Nos adversaires critiquent sans honte la gestion financière d’Orange, pourtant aucune de leurs propositions n’est chiffrée. Pourtant l’économie n’est pas une histoire de promesses mais de faits.

Quand la ville du Pontet critique la gestion orangeoise, elle oublie que 26 millions de dettes pèsent sur ses habitants, soit plus de 1500 € sur chaque Pontétien (le double de la moyenne de la strate) quand les Orangeois ne doivent plus rien depuis 2015. Est-ce le signe d’une bonne gestion ?

Quand les dirigeants du Pontet parlent d’investissement, ils oublient que, pour un budget quasiment équivalent au notre, ils ne consacrent que 7 % de leurs finances à l’investissement quand, à Orange, cette part s’élève à 20%. Est-ce le signe d’une bonne gestion ?

À Orange 100 % de notre investissement enrichit le patrimoine orangeois (salles publiques, équipements sportifs, espaces verts, réfections, travaux, préemption de commerces, patrimoine historique, etc). Quand nos adversaires réclament plus d’équipements publics, ils oublient qu’au Pontet, sur le peu de budget consacré à l’investissement, 65 % sont gaspillés. Est-ce le signe d’une bonne gestion ?

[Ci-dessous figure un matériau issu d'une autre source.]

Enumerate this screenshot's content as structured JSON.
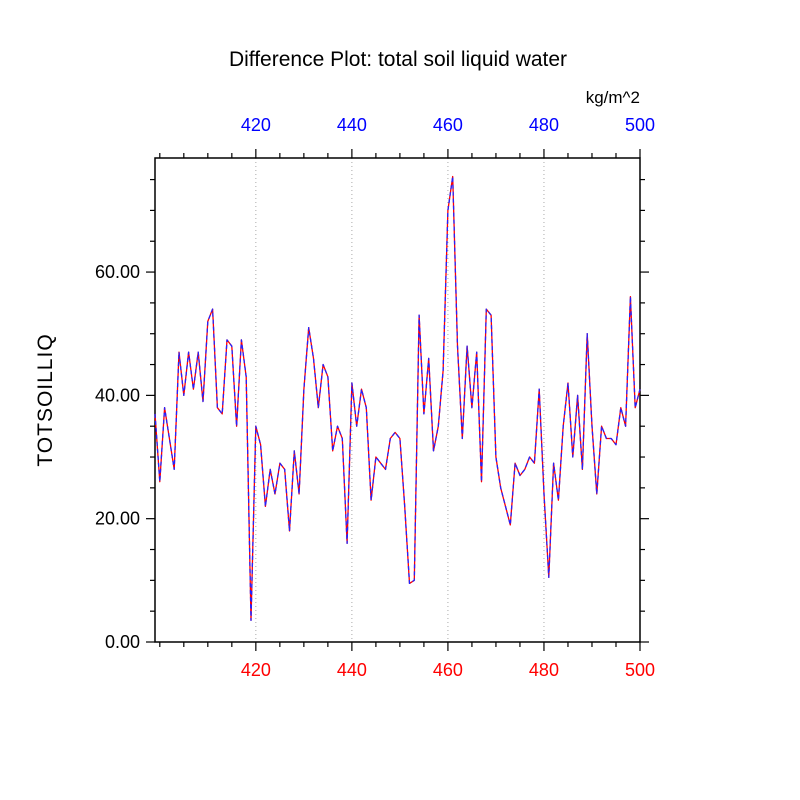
{
  "chart_data": {
    "type": "line",
    "title": "Difference Plot: total soil liquid water",
    "ylabel": "TOTSOILLIQ",
    "top_axis_unit": "kg/m^2",
    "xlim": [
      399,
      500
    ],
    "ylim": [
      0,
      78.5
    ],
    "x_ticks": [
      420,
      440,
      460,
      480,
      500
    ],
    "x_tick_labels": [
      "420",
      "440",
      "460",
      "480",
      "500"
    ],
    "y_ticks": [
      0,
      20,
      40,
      60
    ],
    "y_tick_labels": [
      "0.00",
      "20.00",
      "40.00",
      "60.00"
    ],
    "x_minor_step": 5,
    "y_minor_step": 5,
    "grid_x": [
      420,
      440,
      460,
      480
    ],
    "grid_style": "dotted",
    "legend": "none",
    "colors": {
      "bottom_tick_labels": "#ff0000",
      "top_tick_labels": "#0000ff",
      "left_tick_labels": "#000000",
      "line_solid": "#ff0000",
      "line_dashed": "#2222ff",
      "grid": "#aaaaaa",
      "frame": "#000000"
    },
    "x": [
      399,
      400,
      401,
      402,
      403,
      404,
      405,
      406,
      407,
      408,
      409,
      410,
      411,
      412,
      413,
      414,
      415,
      416,
      417,
      418,
      419,
      420,
      421,
      422,
      423,
      424,
      425,
      426,
      427,
      428,
      429,
      430,
      431,
      432,
      433,
      434,
      435,
      436,
      437,
      438,
      439,
      440,
      441,
      442,
      443,
      444,
      445,
      446,
      447,
      448,
      449,
      450,
      451,
      452,
      453,
      454,
      455,
      456,
      457,
      458,
      459,
      460,
      461,
      462,
      463,
      464,
      465,
      466,
      467,
      468,
      469,
      470,
      471,
      472,
      473,
      474,
      475,
      476,
      477,
      478,
      479,
      480,
      481,
      482,
      483,
      484,
      485,
      486,
      487,
      488,
      489,
      490,
      491,
      492,
      493,
      494,
      495,
      496,
      497,
      498,
      499,
      500
    ],
    "values": [
      37,
      26,
      38,
      33,
      28,
      47,
      40,
      47,
      41,
      47,
      39,
      52,
      54,
      38,
      37,
      49,
      48,
      35,
      49,
      43,
      3.5,
      35,
      32,
      22,
      28,
      24,
      29,
      28,
      18,
      31,
      24,
      41,
      51,
      46,
      38,
      45,
      43,
      31,
      35,
      33,
      16,
      42,
      35,
      41,
      38,
      23,
      30,
      29,
      28,
      33,
      34,
      33,
      22,
      9.5,
      10,
      53,
      37,
      46,
      31,
      35,
      44,
      70,
      75.5,
      48,
      33,
      48,
      38,
      47,
      26,
      54,
      53,
      30,
      25,
      22,
      19,
      29,
      27,
      28,
      30,
      29,
      41,
      24,
      10.5,
      29,
      23,
      35,
      42,
      30,
      40,
      28,
      50,
      35,
      24,
      35,
      33,
      33,
      32,
      38,
      35,
      56,
      38,
      41
    ],
    "lines": [
      {
        "name": "line-solid",
        "color": "#ff0000",
        "dash": null
      },
      {
        "name": "line-dashed",
        "color": "#2222ff",
        "dash": "4 3"
      }
    ]
  }
}
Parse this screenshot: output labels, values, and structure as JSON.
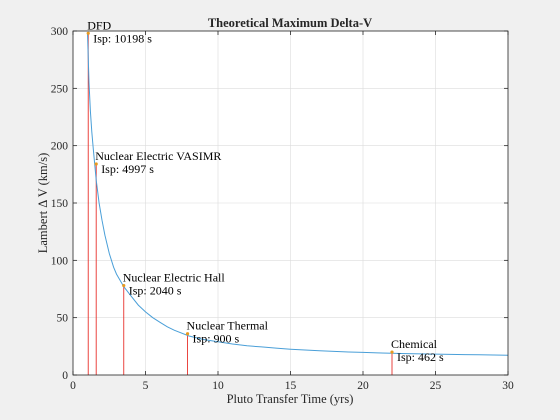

Quand la ville du Pontet veut nous faire la leçon sur l’utilisation de nos finances, je lui rappelle que les frais de personnel à Orange s’élève à 582 € par habitant, soit 30 % inférieurs à la moyenne. A l’inverse les frais de personnel au Pontet sont de 844 € par habitant, soit 129 % de la moyenne nationale de leur strate. Est-ce le signe d’une bonne gestion ?

Quand Le Pontet possède la plus grande zone commerciale d’Europe, tuant les commerces du centre-ville, les impôts locaux continuent d’assommer les habitants. La taxe foncière du Pontet est supérieure de 90% à celle d’Orange (495 € pour 260 € par an et par habitant en moyenne) et la taxe d’habitation de 12 % (187€ pour 210 € par an et par habitant). Est-ce le signe d’une bonne gestion ?

Devant la bonne santé orangeoise, les loups aiguisent leurs dents et veulent bénéficier de nos finances, non pour investir puisqu’ils ne le font pas, mais pour profiter. Je ne peux laisser la calomnie entacher notre bilan, surtout si ces attaques viennent de dirigeants qui prouvent chaque jour leur incompétence notoire.